A fronteira entre o poder político e o crime organizado no Brasil dissolveu-se nas últimas décadas, dando lugar a uma complexa teia de relações entre agentes públicos, empresários, facções e milícias. Quais pessoas e seus respectivos partidos políticos que tem ligação com crime organizado no Brasil contemporâneo? Não se trata apenas de corrupção ou desvio de conduta individual — o que está em jogo é uma estrutura paralela de governança, em que o Estado e o crime se tornam faces complementares do mesmo projeto de poder.
O caso mais emblemático dessa fusão é o assassinato da vereadora Marielle Franco, em 2018, cuja investigação revelou conexões profundas entre milicianos, políticos e setores da segurança pública. Segundo a Polícia Federal e o Ministério Público Federal, os irmãos Chiquinho e Domingos Brazão — ex-deputado federal e conselheiro do Tribunal de Contas do Estado do Rio de Janeiro, respectivamente — teriam atuado como mandantes do crime, com apoio de estruturas armadas na Zona Oeste carioca. As reportagens do Brasil de Fato e da Folha de S.Paulo apontam que os Brazão são símbolos de um fenômeno mais amplo: o poder territorial das milícias como capital eleitoral.
Historicamente, o Rio de Janeiro foi o laboratório desse modelo. A ascensão das milícias nos anos 1990 e 2000, documentada por Michel Misse (UFRJ) e Ignacio Cano (UERJ), demonstra como grupos formados por policiais, bombeiros e ex-militares transformaram o controle da violência em um negócio lucrativo e politicamente rentável. As investigações da CPI das Milícias (2008) já alertavam para a participação de agentes eleitos, como os irmãos Natalino e Jerônimo Guimarães Filho, do então PMDB e DEM, posteriormente condenados por associação criminosa.
No Norte do país, fenômenos semelhantes emergem sob outras formas. O ex-presidente da Assembleia Legislativa de Roraima, Jalser Renier, foi preso em 2021 sob acusação de liderar uma organização armada envolvida em sequestros, mineração ilegal e tráfico de armas — uma “milícia institucionalizada”, segundo o Ministério Público. O caso, amplamente noticiado pela InfoAmazônia, mostra como o modelo de poder miliciano se adapta às dinâmicas econômicas locais, articulando crime, política e negócios ambientais ilegais.
Esses episódios evidenciam uma realidade desconfortável: o crime organizado não opera fora do Estado, mas dentro dele.
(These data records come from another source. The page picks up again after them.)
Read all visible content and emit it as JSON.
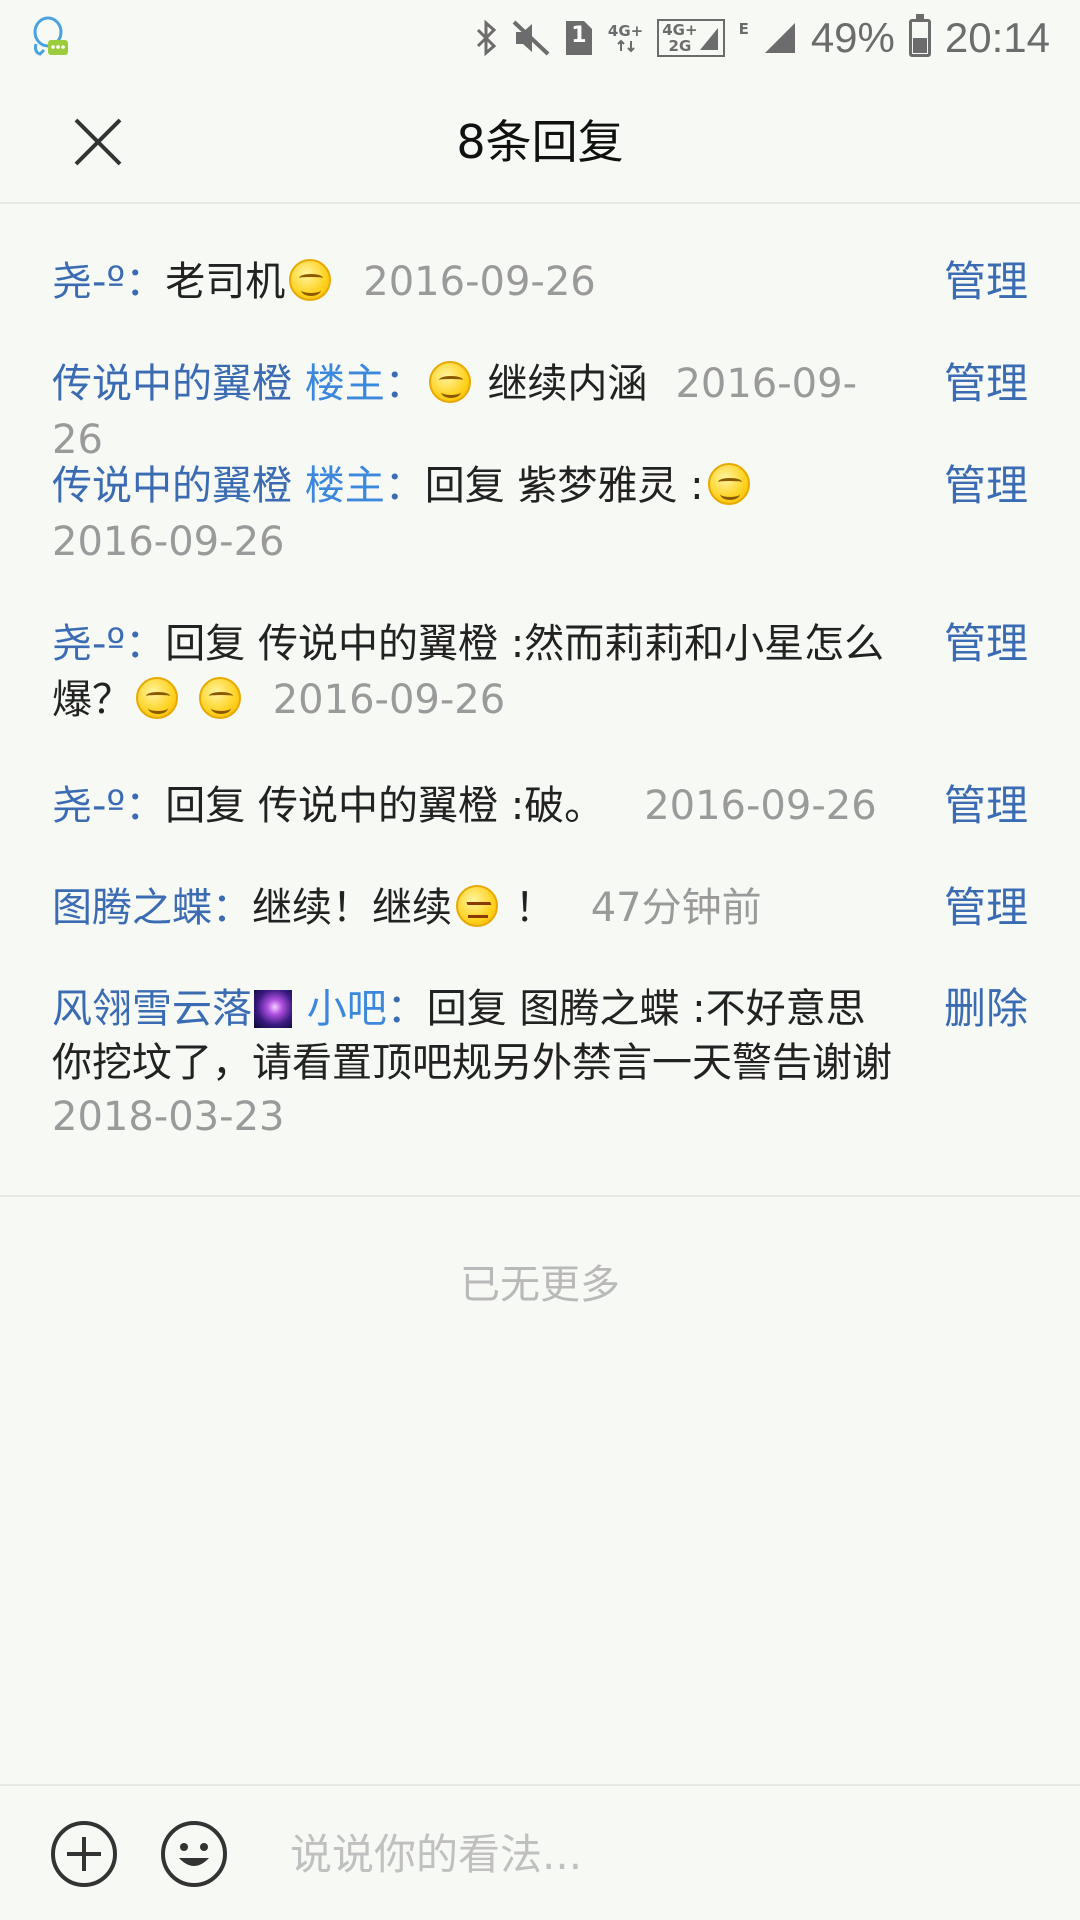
{
  "status_bar": {
    "net_top": "4G+",
    "net_bottom_a": "4G+",
    "net_bottom_b": "2G",
    "edge_label": "E",
    "battery_text": "49%",
    "clock": "20:14",
    "sim_label": "1"
  },
  "header": {
    "title": "8条回复"
  },
  "replies": [
    {
      "user": "尧-º",
      "role": "",
      "content_before": "老司机",
      "content_after": "",
      "time": "2016-09-26",
      "action": "管理"
    },
    {
      "user": "传说中的翼橙",
      "role": "楼主",
      "content_before": "",
      "content_after": "继续内涵",
      "time": "2016-09-26",
      "action": "管理"
    },
    {
      "user": "传说中的翼橙",
      "role": "楼主",
      "content_before": "回复 紫梦雅灵 :",
      "content_after": "",
      "time": "2016-09-26",
      "action": "管理"
    },
    {
      "user": "尧-º",
      "role": "",
      "content_before": "回复 传说中的翼橙 :然而莉莉和小星怎么爆？",
      "content_after": "",
      "time": "2016-09-26",
      "action": "管理"
    },
    {
      "user": "尧-º",
      "role": "",
      "content_before": "回复 传说中的翼橙 :破。",
      "content_after": "",
      "time": "2016-09-26",
      "action": "管理"
    },
    {
      "user": "图腾之蝶",
      "role": "",
      "content_before": "继续！继续",
      "content_after": "！",
      "time": "47分钟前",
      "action": "管理"
    },
    {
      "user": "风翎雪云落",
      "role": "小吧",
      "content_before": "回复 图腾之蝶 :不好意思你挖坟了，请看置顶吧规另外禁言一天警告谢谢",
      "content_after": "",
      "time": "2018-03-23",
      "action": "删除"
    }
  ],
  "separator": "：",
  "no_more": "已无更多",
  "composer": {
    "placeholder": "说说你的看法..."
  },
  "colors": {
    "link": "#3b6cb3",
    "role": "#3b88dd",
    "time": "#9a9a9a",
    "background": "#f6f9f4"
  }
}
Como argumenta a socióloga Vera Telles (USP), o Brasil vive sob um “regime de ilegalismo institucionalizado”, no qual a fronteira entre legalidade e ilegalidade é constantemente negociada. Michel Misse (2011) reforça essa ideia ao definir o crime como uma mercadoria política: algo que se compra, se vende e se legitima socialmente.
A sociologia crítica contemporânea aponta que o Estado brasileiro produz e reproduz esses espaços híbridos. A ausência seletiva de políticas sociais e a presença excessiva da violência policial criam o ambiente ideal para a proliferação de poderes paralelos. O resultado é um Estado de exceção permanente nas periferias, onde a lei é substituída pela barganha armada.
A questão central, portanto, não é se há políticos envolvidos com o crime organizado — mas por que o sistema político depende dessas redes para se manter. Nas favelas, nas fronteiras amazônicas e até nas câmaras legislativas, a governança armada se torna parte da engrenagem do poder. Como já advertia Loïc Wacquant (2001), “a gestão neoliberal da miséria exige tanto a invisibilidade social quanto o controle punitivo”. O Brasil, nesse sentido, tornou-se um laboratório de ambos.
Enquanto a democracia formal insiste em seus rituais eleitorais, uma outra forma de soberania — silenciosa, armada e lucrativa — se consolida nas sombras do Estado. E talvez seja essa, hoje, a verdadeira face do poder no país.
Referências
CANO, Ignacio. As Milícias no Rio de Janeiro. Rio de Janeiro: LAV/UERJ, 2018.
MISSE, Michel. Crime e Violência no Brasil Contemporâneo. Rio de Janeiro: Lumen Juris, 2011.
TELLES, Vera da Silva. A Cidade nas Fronteiras do Legal e Ilegal. Belo Horizonte: Argvmentvm, 2010.
WACQUANT, Loïc. Punir os Pobres: a nova gestão da miséria nos Estados Unidos. Rio de Janeiro: Revan, 2001.
Brasil de Fato, 2024; Folha de S.Paulo, 2024; InfoAmazônia, 2022; Relatórios do MPF e CPI das Milícias (2008–2020).